L. J. : Oui, bien sûr. Picha s’est aussi adapté aux différentes situations dans lesquelles il s’est trouvé. Il faut savoir qu’entre ses deux derniers films d’animation, il y a dix ans qui se sont passés, donc tout devient plus compliqué pour lui. D’autant que le cinéma d’animation tel qu’il le faisait à l’époque de La Honte de la jungle [sorti en 1975, NDLR] n’est plus du tout le même.

 

C. : Qu’est-ce qui, selon vous, relie ces parcours?

L. J. : L’image, pour commencer. Mais au-delà de l’image, il y a quelque chose de plus intérieur, une manière de porter un regard assez acéré sur le monde et sur ce qui nous entoure. Même lorsque, dans les années 1990, il fait des fictions télévisuelles à destination du jeune public [Zoo Olympics (1990-1991), Zoo Cup (1992-1993) ou encore Les Jules… Chienne de vie (1995), NDLR], il y a toujours un petit quelque chose qui sort du cinéma “pour enfants”, qui s’écarte de la norme. En tant que documentariste qui tente également d’aller au-delà de simplement raconter la vie de quelqu’un à l’écran, cela m’a particulièrement plu dans ce personnage.

 

C. : Nous l’avons un peu abordé plus haut, mais comment, aujourd’hui, peut-on montrer les films de Picha? Est-ce possible, intéressant, et dans quel contexte?

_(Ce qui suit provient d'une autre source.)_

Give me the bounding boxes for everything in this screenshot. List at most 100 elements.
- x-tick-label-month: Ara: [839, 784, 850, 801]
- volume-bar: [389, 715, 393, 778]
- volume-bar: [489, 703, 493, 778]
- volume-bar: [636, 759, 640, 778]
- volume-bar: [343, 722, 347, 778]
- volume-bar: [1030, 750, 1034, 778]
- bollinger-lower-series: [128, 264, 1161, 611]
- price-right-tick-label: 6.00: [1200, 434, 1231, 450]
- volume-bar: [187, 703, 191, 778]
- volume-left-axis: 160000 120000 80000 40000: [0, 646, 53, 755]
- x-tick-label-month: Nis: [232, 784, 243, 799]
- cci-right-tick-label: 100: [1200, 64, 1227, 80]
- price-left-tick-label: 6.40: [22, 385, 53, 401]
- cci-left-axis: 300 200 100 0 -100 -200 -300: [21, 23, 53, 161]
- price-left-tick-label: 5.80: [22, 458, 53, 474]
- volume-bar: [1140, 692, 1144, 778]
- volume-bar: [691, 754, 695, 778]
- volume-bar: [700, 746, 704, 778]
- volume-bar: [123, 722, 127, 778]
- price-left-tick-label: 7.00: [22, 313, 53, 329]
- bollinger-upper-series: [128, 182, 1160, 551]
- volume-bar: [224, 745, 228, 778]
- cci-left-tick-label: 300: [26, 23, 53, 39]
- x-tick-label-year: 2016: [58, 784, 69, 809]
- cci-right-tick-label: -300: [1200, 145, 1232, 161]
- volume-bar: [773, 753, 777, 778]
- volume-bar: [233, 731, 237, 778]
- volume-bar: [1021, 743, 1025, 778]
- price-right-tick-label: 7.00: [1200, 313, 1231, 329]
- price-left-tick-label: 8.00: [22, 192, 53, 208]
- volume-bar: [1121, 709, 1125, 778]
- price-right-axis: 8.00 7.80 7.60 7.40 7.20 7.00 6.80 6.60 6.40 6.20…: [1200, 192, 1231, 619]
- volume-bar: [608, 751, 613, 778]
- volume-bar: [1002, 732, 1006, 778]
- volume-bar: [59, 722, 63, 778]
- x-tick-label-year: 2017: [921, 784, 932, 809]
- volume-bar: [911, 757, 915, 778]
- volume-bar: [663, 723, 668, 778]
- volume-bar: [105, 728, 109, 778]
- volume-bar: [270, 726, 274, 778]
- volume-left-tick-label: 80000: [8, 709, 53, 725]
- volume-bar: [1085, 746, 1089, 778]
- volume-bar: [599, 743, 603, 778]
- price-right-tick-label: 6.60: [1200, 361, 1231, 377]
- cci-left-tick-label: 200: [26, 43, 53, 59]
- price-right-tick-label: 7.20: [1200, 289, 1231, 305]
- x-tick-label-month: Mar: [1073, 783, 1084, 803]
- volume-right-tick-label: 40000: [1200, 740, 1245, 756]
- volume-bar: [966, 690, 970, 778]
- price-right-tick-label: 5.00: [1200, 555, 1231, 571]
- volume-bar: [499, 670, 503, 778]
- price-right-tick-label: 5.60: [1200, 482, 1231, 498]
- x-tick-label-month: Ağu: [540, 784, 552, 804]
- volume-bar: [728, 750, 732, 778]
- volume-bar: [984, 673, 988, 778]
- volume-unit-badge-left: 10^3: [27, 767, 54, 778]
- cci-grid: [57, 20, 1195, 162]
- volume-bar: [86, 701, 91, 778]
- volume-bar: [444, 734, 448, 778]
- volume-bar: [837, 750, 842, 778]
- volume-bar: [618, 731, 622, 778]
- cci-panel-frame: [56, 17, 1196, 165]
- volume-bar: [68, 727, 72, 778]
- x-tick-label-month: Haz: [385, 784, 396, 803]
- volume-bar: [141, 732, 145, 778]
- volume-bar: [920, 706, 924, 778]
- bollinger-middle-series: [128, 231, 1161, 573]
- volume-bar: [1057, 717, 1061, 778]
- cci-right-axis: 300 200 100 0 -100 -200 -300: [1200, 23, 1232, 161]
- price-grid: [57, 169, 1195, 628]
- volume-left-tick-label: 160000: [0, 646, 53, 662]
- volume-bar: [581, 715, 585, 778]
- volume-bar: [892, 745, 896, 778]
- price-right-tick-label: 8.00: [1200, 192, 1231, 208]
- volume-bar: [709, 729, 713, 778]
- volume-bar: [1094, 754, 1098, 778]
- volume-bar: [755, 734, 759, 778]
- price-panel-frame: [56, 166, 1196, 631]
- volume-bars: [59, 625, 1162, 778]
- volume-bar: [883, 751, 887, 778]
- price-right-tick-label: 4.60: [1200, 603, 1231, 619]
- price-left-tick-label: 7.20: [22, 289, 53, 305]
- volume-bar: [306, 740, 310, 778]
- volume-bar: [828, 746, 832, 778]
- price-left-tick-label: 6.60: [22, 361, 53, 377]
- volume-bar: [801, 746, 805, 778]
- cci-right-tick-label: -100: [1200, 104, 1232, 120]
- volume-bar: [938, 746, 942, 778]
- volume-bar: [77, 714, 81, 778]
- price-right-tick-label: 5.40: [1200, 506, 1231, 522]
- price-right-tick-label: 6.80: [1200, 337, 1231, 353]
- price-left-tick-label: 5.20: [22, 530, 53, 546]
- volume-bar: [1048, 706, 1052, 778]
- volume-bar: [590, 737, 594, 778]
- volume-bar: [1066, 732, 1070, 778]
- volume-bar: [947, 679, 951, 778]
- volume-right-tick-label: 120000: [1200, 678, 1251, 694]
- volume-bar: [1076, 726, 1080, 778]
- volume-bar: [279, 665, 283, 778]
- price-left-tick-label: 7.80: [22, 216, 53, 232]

L. J. : C’est aussi une des questions que pose le documentaire. En ce qui me concerne, je rejoins le point de vue de plusieurs intervenant·es du film, il faut continuer de tout montrer – tant que c’est de qualité bien sûr – mais il est absolument nécessaire de contextualiser ces œuvres pour comprendre pourquoi, comment et dans quelles conditions elles ont été faites. Parce que la perception de la satire, la transgression, le dessin d’humour ont complètement changé. Frédéric Jannin et Pierre Kroll le racontent très bien.

Et c’est pour cela que je voulais aussi créer une rencontre dans ce film, entre les étudiantes d’aujourd’hui en cinéma d’animation et Picha. Et j’ai eu cette chance, et je remercie Picha de s’y être prêté, car c’est une rencontre forte, avec un regard très virulent porté sur la manière dont ces étudiantes voient son cinéma aujourd’hui. Et le fait qu’elles aient pu exprimer cette opinion, interroger ces films ainsi que le cinéaste, et que celui-ci ait pu répondre, je trouve que c’est hyper intéressant. Cela tisse ce lien entre passé et présent auquel je tiens beaucoup. Nous vivons dans ce que j’appelle parfois la “tyrannie” du présent, or le cinéma documentaire est notamment une forme qui permet d’aller en arrière, et de confronter cette vision. Tout en bénéficiant de la chance du réel, car cette rencontre n’était absolument pas scénarisée et la discussion qui s’y est déclenchée est très intéressante. Ces réalisatrices sont les cinéastes d’animation de demain, tout en parlant du cinéma d’animation aujourd’hui et en interrogeant celui d’hier.

 

Picha, envers et contre tout fera sa première belge au Festival Anima, lundi 3 mars.
En mars, dans le cadre du festival Offscreen, sept films de Picha et de son contemporain et co-auteur Boris Szulzinger – récemment restaurés par la CINEMATEK – seront présentés en salles.